Blue flowers are useful for accenting other colours in the garden, and I always try to have some in bloom from summer through fall. You don’t need many, just a few will do the trick if placed strategically. I find the easiest way to do this is with long-blooming blue salvias.
This year I have one returning clump of perennial salvia ‘Caradonna’ (Salvia nemerosa ‘Caradonna’, Zone 4), with straight, 18-inch (45-cm) spikes of violet-blue flowers on almost black stems. Each little flower has a wispy pink calyx, giving the stems an almost glowing appearance. It pairs well with the new vividly coloured Echinacea cultivars, and I have it next to a PowWow Wild Berry coneflower (Echinacea purpurea PowWow Wild Berry, Zone 4) I planted this spring.
‘Caradonna’ blooms from June through October if deadheaded and fertilized. The key to getting it to rebloom is to snip off the flower spikes when they’re almost — but not quite — finished. If there are a few small florets still blooming, that’s the time to snip the spike just below the flowers, leaving the foliage on the plant. Then fertilize, and watch for new growth.

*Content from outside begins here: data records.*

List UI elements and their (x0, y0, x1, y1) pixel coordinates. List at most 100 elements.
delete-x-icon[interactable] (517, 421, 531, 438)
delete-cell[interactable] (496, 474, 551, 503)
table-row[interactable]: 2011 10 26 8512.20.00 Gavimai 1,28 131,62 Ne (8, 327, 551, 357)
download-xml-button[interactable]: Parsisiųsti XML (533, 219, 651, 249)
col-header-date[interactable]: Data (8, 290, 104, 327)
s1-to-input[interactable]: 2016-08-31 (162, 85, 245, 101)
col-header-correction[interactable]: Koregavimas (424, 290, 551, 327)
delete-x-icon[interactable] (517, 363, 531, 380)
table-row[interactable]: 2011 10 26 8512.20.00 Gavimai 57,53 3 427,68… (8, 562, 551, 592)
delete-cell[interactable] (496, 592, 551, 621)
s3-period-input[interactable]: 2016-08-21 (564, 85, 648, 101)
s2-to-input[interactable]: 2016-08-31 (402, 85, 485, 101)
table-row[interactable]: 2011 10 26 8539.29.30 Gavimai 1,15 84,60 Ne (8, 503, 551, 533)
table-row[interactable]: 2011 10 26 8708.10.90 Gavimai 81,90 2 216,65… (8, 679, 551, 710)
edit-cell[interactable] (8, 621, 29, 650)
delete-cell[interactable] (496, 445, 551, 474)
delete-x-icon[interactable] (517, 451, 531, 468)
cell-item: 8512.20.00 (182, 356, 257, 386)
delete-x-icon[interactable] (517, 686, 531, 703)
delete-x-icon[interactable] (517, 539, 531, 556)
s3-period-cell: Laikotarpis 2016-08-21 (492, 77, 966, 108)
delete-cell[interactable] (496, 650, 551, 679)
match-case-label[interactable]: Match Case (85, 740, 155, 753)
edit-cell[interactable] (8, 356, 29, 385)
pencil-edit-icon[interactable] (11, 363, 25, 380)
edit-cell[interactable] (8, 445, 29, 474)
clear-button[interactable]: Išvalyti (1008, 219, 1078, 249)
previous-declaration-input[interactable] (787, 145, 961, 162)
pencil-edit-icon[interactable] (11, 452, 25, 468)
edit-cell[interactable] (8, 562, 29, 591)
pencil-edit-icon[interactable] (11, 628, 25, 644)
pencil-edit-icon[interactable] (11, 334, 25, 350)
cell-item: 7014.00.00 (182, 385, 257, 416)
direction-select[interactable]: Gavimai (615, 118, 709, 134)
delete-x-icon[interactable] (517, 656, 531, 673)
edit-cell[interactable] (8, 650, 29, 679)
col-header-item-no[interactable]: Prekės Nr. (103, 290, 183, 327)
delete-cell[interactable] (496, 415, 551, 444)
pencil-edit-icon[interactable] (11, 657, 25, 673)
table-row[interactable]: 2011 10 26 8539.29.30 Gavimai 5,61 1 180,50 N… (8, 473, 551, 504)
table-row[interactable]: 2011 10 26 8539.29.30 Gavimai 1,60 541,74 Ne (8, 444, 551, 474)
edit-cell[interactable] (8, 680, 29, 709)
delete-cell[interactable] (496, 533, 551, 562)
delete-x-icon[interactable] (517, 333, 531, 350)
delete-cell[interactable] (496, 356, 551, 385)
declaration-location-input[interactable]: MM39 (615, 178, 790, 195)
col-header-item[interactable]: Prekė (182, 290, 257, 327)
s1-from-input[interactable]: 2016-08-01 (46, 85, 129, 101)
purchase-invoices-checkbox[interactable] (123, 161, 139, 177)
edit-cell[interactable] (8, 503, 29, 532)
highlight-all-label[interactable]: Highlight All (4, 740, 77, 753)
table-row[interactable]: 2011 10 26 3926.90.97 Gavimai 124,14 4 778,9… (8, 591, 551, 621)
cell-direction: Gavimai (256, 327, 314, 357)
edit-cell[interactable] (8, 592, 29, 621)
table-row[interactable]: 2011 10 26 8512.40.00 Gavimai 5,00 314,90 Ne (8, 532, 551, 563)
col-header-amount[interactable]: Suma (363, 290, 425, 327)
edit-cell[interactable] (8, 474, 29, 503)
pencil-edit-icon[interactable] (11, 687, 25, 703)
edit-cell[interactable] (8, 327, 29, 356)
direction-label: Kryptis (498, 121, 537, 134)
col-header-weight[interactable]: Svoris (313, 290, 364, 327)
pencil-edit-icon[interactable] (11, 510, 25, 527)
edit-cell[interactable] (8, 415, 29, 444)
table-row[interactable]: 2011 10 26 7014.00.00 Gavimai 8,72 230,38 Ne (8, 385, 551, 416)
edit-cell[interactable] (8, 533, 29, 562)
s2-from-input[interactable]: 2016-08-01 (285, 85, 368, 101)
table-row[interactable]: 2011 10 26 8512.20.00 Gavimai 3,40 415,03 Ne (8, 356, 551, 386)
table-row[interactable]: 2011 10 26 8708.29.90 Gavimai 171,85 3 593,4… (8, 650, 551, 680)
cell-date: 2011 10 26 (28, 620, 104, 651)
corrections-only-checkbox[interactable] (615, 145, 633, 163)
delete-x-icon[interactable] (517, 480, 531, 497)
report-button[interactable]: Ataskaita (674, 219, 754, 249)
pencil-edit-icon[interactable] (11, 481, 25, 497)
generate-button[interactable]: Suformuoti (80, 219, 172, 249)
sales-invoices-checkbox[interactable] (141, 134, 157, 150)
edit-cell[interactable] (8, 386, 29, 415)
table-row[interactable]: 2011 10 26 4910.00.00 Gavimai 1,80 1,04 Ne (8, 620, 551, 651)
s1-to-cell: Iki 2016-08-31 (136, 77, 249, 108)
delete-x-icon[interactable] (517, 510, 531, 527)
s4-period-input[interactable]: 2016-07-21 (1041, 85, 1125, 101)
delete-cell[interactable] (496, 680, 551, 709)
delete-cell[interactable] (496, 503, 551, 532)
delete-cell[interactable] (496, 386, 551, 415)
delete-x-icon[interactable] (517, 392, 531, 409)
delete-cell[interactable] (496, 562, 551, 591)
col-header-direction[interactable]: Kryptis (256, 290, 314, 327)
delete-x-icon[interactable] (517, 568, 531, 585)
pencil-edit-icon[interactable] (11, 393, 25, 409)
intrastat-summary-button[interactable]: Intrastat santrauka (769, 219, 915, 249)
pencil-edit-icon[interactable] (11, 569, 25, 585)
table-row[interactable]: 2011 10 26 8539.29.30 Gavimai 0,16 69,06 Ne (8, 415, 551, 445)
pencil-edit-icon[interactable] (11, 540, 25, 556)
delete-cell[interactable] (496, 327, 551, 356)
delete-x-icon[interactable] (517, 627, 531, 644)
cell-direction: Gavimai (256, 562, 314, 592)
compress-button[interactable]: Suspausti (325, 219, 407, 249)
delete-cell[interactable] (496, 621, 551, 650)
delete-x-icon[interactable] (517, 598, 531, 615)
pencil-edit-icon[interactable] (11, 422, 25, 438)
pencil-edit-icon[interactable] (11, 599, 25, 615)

Long-blooming Mystic Spires Blue salvia (Salvia ‘Balsalmisp’) is a good, strong blue. It’s perennial in warm climates, but used as an annual in the north, and makes a vigorous clump about 12 inches (30 cm) wide, with 18-inch (45-cm) flower spikes. The flower petals have a soft quality, and many additional spikes surround a dominant central flower stalk. Mine is next to pink perennial geraniums, the low-growing ‘Max Frei’ (Geranium sanguineum ‘Max Frei’, Zone 4); it would also be a lovely companion for roses.
Part of the haul from this spring’s plant buying trip was annual salvia ‘Evolution’ (Salvia farinacea ‘Evolution’), a compact mealy cup salvia with spikes of rich blue flowers that looks like a scaled-down version of salvia ‘Victoria’ (S. f. ‘Victoria’). It’s 12 inches (30 cm) wide and 18 inches (45 cm) tall, and can be used as a bedding plant or in containers. I have mine in a container with dwarf yellow snapdragons, scarlet calibrachoa and chartreuse Helichrysum petiolare ‘Lemon Licorice’. Just a little spot of blue everywhere you look makes the garden brighter.